Huge protests broke out about plans to build the M3 extension beyond Winchester and the M11 extension/East Cross Route through east London.
Although the two roads – both commercially important – were built, the ferocity of the protests put a stop to major road building in the UK, leaving us with a comparatively tiny motorway network compared even to counties such as the Netherlands.
The picture at the top of this column shows one of those abandoned early 1990s motorway projects. The building is the Earls Court 2 exhibition centre in West London, which is currently being demolished.
The small tunnel that’s visible under the building was a space left for the planned Western Environmental Improvement Road (WEIR), which would have run north-south through west London, relieving the huge weight of traffic around Earl’s Court and over the local bridges.

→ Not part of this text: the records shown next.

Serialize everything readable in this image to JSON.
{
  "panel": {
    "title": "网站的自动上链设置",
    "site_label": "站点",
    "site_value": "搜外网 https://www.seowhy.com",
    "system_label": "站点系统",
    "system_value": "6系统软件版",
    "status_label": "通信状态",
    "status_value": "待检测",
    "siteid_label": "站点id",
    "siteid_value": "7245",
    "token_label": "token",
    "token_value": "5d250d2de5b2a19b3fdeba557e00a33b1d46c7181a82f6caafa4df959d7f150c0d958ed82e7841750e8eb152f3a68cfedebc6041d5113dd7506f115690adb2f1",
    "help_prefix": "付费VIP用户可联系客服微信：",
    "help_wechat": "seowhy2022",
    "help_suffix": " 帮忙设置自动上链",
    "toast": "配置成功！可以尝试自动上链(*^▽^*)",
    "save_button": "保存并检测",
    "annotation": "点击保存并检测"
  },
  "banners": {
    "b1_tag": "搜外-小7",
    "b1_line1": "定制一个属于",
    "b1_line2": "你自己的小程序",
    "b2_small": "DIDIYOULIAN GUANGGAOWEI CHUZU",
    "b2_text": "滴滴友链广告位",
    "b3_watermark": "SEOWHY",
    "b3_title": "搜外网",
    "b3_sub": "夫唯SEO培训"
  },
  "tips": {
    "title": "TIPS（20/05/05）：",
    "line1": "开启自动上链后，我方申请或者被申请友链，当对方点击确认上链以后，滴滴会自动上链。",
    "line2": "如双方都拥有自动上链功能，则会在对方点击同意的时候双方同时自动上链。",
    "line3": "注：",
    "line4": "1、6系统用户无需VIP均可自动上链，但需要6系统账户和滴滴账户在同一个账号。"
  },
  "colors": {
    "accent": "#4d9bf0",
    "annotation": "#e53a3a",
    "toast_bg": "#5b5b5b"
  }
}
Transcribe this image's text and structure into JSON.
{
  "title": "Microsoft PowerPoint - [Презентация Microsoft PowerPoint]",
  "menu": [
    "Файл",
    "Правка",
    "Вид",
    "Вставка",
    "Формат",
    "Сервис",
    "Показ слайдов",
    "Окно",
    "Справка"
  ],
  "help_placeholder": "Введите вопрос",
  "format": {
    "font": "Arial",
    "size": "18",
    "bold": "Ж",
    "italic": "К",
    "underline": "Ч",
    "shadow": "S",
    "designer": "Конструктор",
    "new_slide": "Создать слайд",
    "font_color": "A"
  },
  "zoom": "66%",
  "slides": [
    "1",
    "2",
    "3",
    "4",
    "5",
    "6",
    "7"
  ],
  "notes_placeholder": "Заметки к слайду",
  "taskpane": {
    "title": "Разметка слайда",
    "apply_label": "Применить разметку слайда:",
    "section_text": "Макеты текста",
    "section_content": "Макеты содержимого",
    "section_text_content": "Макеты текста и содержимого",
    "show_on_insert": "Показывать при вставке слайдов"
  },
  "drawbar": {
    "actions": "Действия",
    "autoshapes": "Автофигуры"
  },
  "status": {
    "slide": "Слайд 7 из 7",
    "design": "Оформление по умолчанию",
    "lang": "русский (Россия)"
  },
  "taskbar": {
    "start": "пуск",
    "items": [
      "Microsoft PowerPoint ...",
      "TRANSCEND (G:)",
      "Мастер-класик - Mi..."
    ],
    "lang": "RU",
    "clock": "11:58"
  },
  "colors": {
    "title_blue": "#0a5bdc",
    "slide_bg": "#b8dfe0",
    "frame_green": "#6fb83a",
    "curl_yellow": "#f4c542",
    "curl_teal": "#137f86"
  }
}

WEIR died a death thanks to a combination of the early 1990s recession and massive battle over the M11 extension, which made a celebrity of the professional anti-roads protester ‘Swampy’.
Ironically the whole road-building programme is said to have been finally sunk in the last budget delivered by a Conservative government, back in 1996.
So, has the first Conservative budget since then, nearly 20 years on, indicated that the UK is finally getting back to building roads?
Well, it might, thanks to the budget's other big announcement concerning motorists: the changes to vehicle excise duty (VED).
The new VED (commonly called 'road tax) system for 2017 does look a bit like a double-edge sword.
The plans see Chancellor George Osborne undoing a major policy shift triggered by Winston Churchill when he was Chancellor of the Exchequer in the mid-1920s.
Road tax was established in 1906 to pay for road building as car and commercial vehicle ownership took off.
Unusually for a tax, the money raised was ring-fenced and directly allocated to road spending, something criticised by Churchill. That was finally brought to an end in 1937.
From 2017, however, all the money raised by English VED will be put into a fund for an English Strategic Road network. That’s the good news.
The bad news for the Treasury is that basing VED on CO2 output was about to result in a serious shortfall in funds as drivers switched to more economical cars.
According to the budget presentation, VED income would have fallen from around £4.4 billion today to under £3bn by 2020-21.
The new VED formula will keep the income at around £4.3bn, but will be achieved by a new ‘first-year rate’ based on CO2 output.
Buy a car emitting over 255g/km and you’ll pay a massive £2000 VED on registration.
And if that car had a list price of over £40,000, the VED costs will be £440 for the next five years. In year six, though, it will drop back to £140.
Perhaps the only upside is that the money English drivers pay on VED will, for the first time since 1936, go directly into road maintenance and building. If indeed it is possible to build any new roads at all in crowded England.